Ann Coulter
Al Gore's idea of "standing up to 'Big Oil'" is for all of us to ride bikes and wear heavier coats in the winter. We're supposed to ratchet back our expectations so that we don't disturb some migratory bird by drilling for oil in Alaska.

This is nothing more than warmed-over Jimmy Carter lecturing us to turn down the thermostat as he sat by the fire in that ridiculous cardigan sweater. Democrats love energy policies that don't involve the creation of new energy. They just want to harangue us into giving things up. "Environmentally friendly" means a life of austerity.

What does he think we are -- Swedes? We're Americans. This is a prosperous country. We will not live like Swedes. We want 18-ton Ford Exploro-cruisers, cell phones, CDs, hot showers, blow dryers, DVD players and jet skis.

Fuel is the metric of prosperity, and conservationism is an acknowledgement that we are in decline of prosperity -- that this is the beginning of the long bleak twilight of civilization. If you posit that we have fixed energy sources and we have to ration them, then we are dying as a species.

The ethic of conservation is the explicit abnegation of man's dominion over the Earth. The lower species are here for our use. God said so: Go forth, be fruitful, multiply, and rape the planet -- it's yours. That's our job: drilling, mining and stripping. Sweaters are the anti-Biblical view. Big gas-guzzling cars with phones and CD players and wet bars -- that's the Biblical view.

Producing oil isn't so bad for the environment anyway. During World War II, our boats were going at breakneck speed to get oil to England (what with the war and all). There were oil spills everywhere. Half the beaches in the United States were slathered in oil. Six weeks later all the birds were back.

You couldn't get rid of the environment if you tried. Alaska is immense, caribou love the Alaskan pipeline, they've grouped there, frolicking and leaping over the pipeline ... but I'm lost in an irrelevancy. The point is: We need oil for our CAT scan machines, airplanes, computers and refrigerators.
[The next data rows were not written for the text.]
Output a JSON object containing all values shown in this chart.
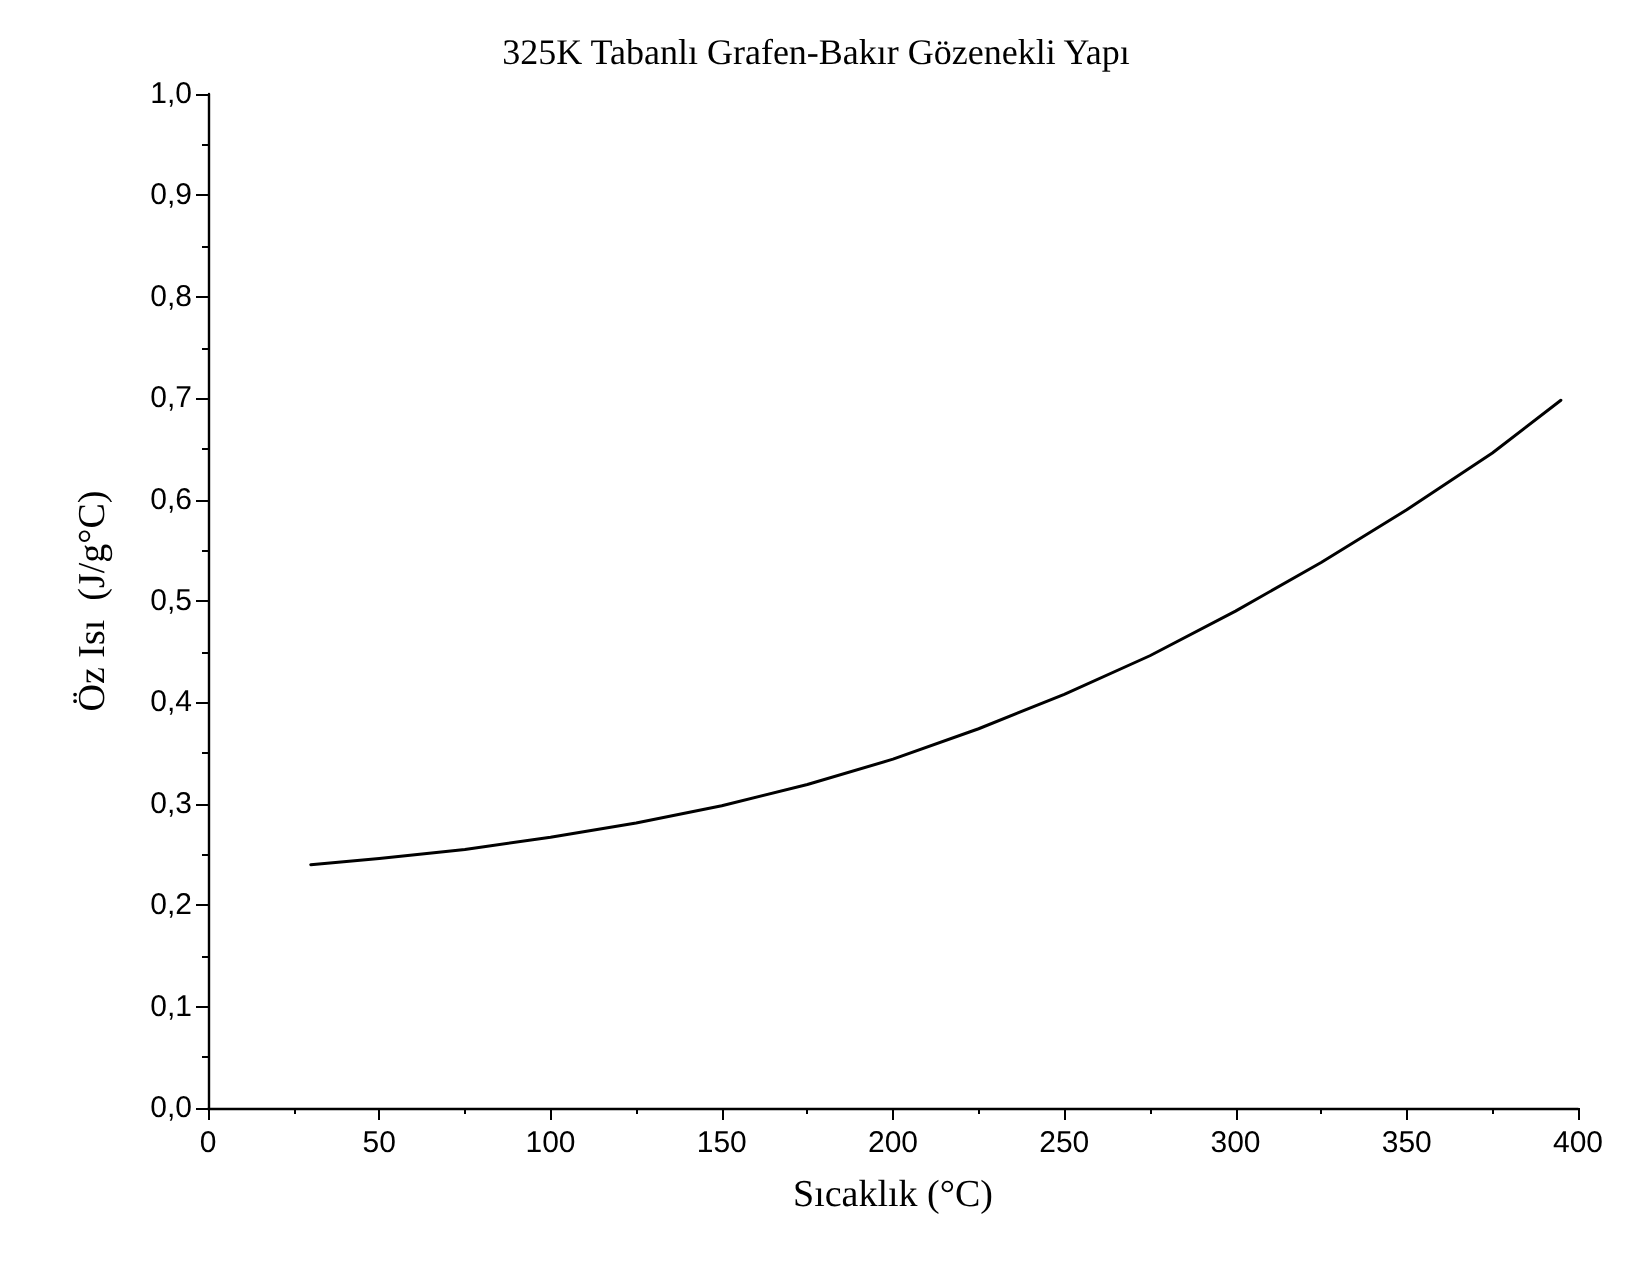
{
  "chart_data": {
    "type": "line",
    "title": "325K Tabanlı Grafen-Bakır Gözenekli Yapı",
    "xlabel": "Sıcaklık (°C)",
    "ylabel": "Öz Isı  (J/g°C)",
    "x": [
      30,
      50,
      75,
      100,
      125,
      150,
      175,
      200,
      225,
      250,
      275,
      300,
      325,
      350,
      375,
      395
    ],
    "series": [
      {
        "color": "#000000",
        "values": [
          0.24,
          0.246,
          0.255,
          0.267,
          0.281,
          0.298,
          0.319,
          0.344,
          0.374,
          0.408,
          0.446,
          0.49,
          0.538,
          0.59,
          0.646,
          0.698
        ]
      }
    ],
    "xlim": [
      0,
      400
    ],
    "xticks": [
      0,
      50,
      100,
      150,
      200,
      250,
      300,
      350,
      400
    ],
    "ylim": [
      0,
      1
    ],
    "yticks": [
      {
        "value": 0,
        "label": "0,0"
      },
      {
        "value": 0.1,
        "label": "0,1"
      },
      {
        "value": 0.2,
        "label": "0,2"
      },
      {
        "value": 0.3,
        "label": "0,3"
      },
      {
        "value": 0.4,
        "label": "0,4"
      },
      {
        "value": 0.5,
        "label": "0,5"
      },
      {
        "value": 0.6,
        "label": "0,6"
      },
      {
        "value": 0.7,
        "label": "0,7"
      },
      {
        "value": 0.8,
        "label": "0,8"
      },
      {
        "value": 0.9,
        "label": "0,9"
      },
      {
        "value": 1,
        "label": "1,0"
      }
    ],
    "grid": false,
    "marker": "none",
    "line_style": "solid"
  }
}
Al Gore billed his energy plan as "a new, bold way of thinking" and then went on to propose tax credits for solar-powered cars and hand implements for farming. (These are some of the "right people" deserving of tax breaks under a Gore regime.) If Bush is in the pocket of the "Big Oil," then Gore is in the pocket of "Big Windmills."

Bush responded by saying, That's not an energy policy! He sensibly proposed that we explore for more oil with the latest environmentally sensitive technologies to ensure our lessened dependence on OPEC and oil-controlling lunatics like Saddam Hussein.
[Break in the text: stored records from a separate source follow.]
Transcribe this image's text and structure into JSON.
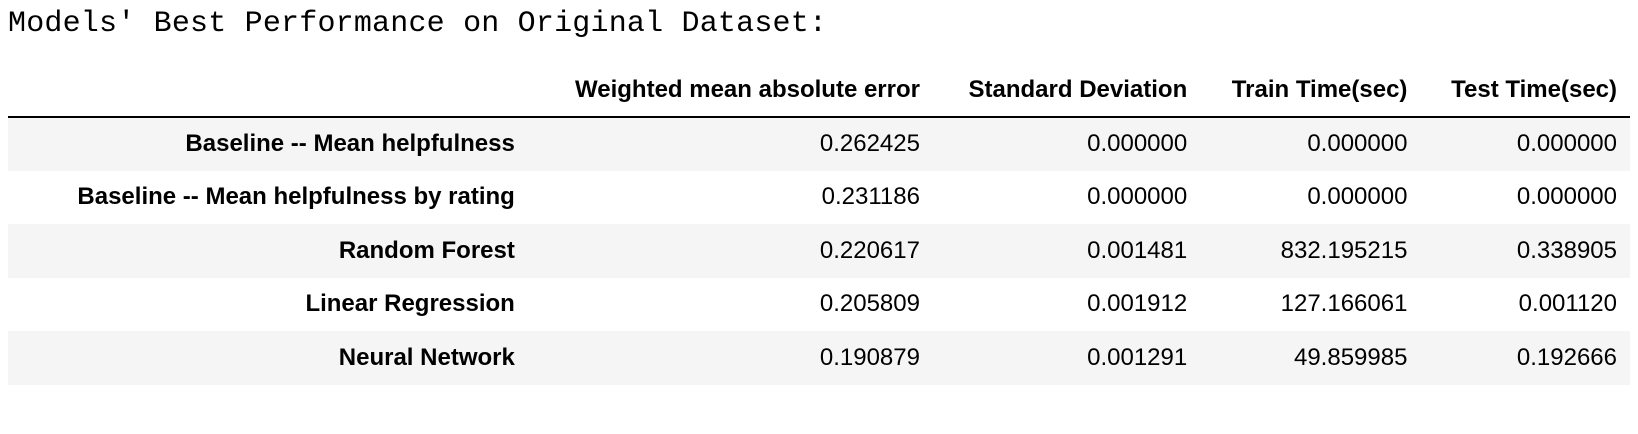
{
  "heading": "Models' Best Performance on Original Dataset:",
  "table": {
    "columns": [
      "",
      "Weighted mean absolute error",
      "Standard Deviation",
      "Train Time(sec)",
      "Test Time(sec)"
    ],
    "rows": [
      {
        "label": "Baseline -- Mean helpfulness",
        "values": [
          "0.262425",
          "0.000000",
          "0.000000",
          "0.000000"
        ]
      },
      {
        "label": "Baseline -- Mean helpfulness by rating",
        "values": [
          "0.231186",
          "0.000000",
          "0.000000",
          "0.000000"
        ]
      },
      {
        "label": "Random Forest",
        "values": [
          "0.220617",
          "0.001481",
          "832.195215",
          "0.338905"
        ]
      },
      {
        "label": "Linear Regression",
        "values": [
          "0.205809",
          "0.001912",
          "127.166061",
          "0.001120"
        ]
      },
      {
        "label": "Neural Network",
        "values": [
          "0.190879",
          "0.001291",
          "49.859985",
          "0.192666"
        ]
      }
    ]
  },
  "colors": {
    "stripe_row": "#f5f5f5",
    "plain_row": "#ffffff",
    "header_rule": "#000000",
    "text": "#000000"
  }
}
Let's see, who should go get the oil from our domestic oil reserves? Big Jell-O companies? Big Car companies? The trial lawyers? No! The oil companies. Somebody has to get the stuff that runs our DVD players and allows us to go to the bathroom indoors. Being for a free market in oil is called being for "Big Oil."
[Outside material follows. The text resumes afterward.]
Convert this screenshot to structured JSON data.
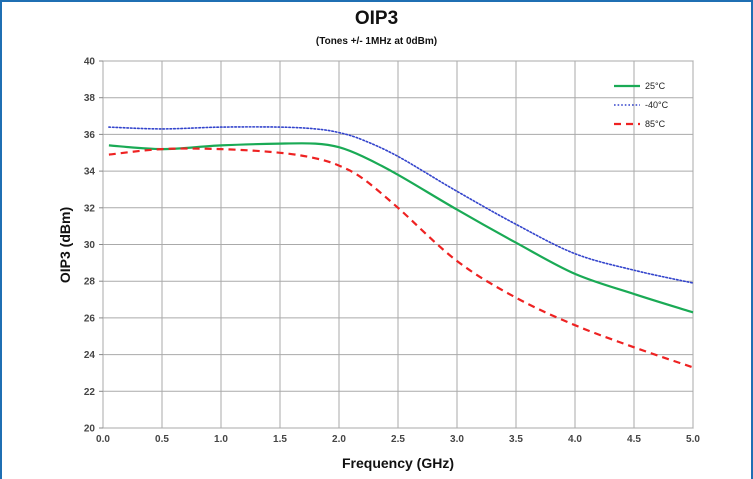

Meanwhile, pretty much every "energy crisis" this country has ever experienced can be traced back to some government policy mucking up the free market.

President Nixon was the first to instigate government interference in the oil market. He instituted "Project Independence" in 1974 with the expressed goal of making America independent of foreign oil. Just 15 years later, America's dependence on foreign oil had risen from 35 percent to 45 percent.

Sweater-wearing Jimmy Carter instituted his own macho energy policy, Project MEOW (Moral Equivalent of War), against foreign oil. He established import quotas, placed rations on oil and signed a "windfall profits" tax.

Anticipating nuts like Gore, Carter also encouraged the development of alternative sources of fuel, including oil shale and solar power. (And that's why we're all driving solar-powered cars today.) Congress jumped on the nut-case bandwagon and issued an official declaration stating that bicycles are "the most efficient means of transportation." This was a really loopy country in the '70s.

Massive gas shortages ensued, gas lines became interminable serpentine nightmares, and America's reliance on imported foreign oil doubled. Finally, a man entered the Oval Office and rescued the country from its terminal silliness. On the day Ronald Reagan was inaugurated, his first executive order was to lift all energy price controls. Oil prices soared in the short term (damn those oil companies!), but as a consequence, domestic production and exploration skyrocketed -- triggering a 20-year low in oil prices.

Bush will give us a free market in oil so we can afford to keep the lights on. Gore will boldly lead us into the post-industrial Dark Age. Cardigan sweaters or SUVs? Over to you, America.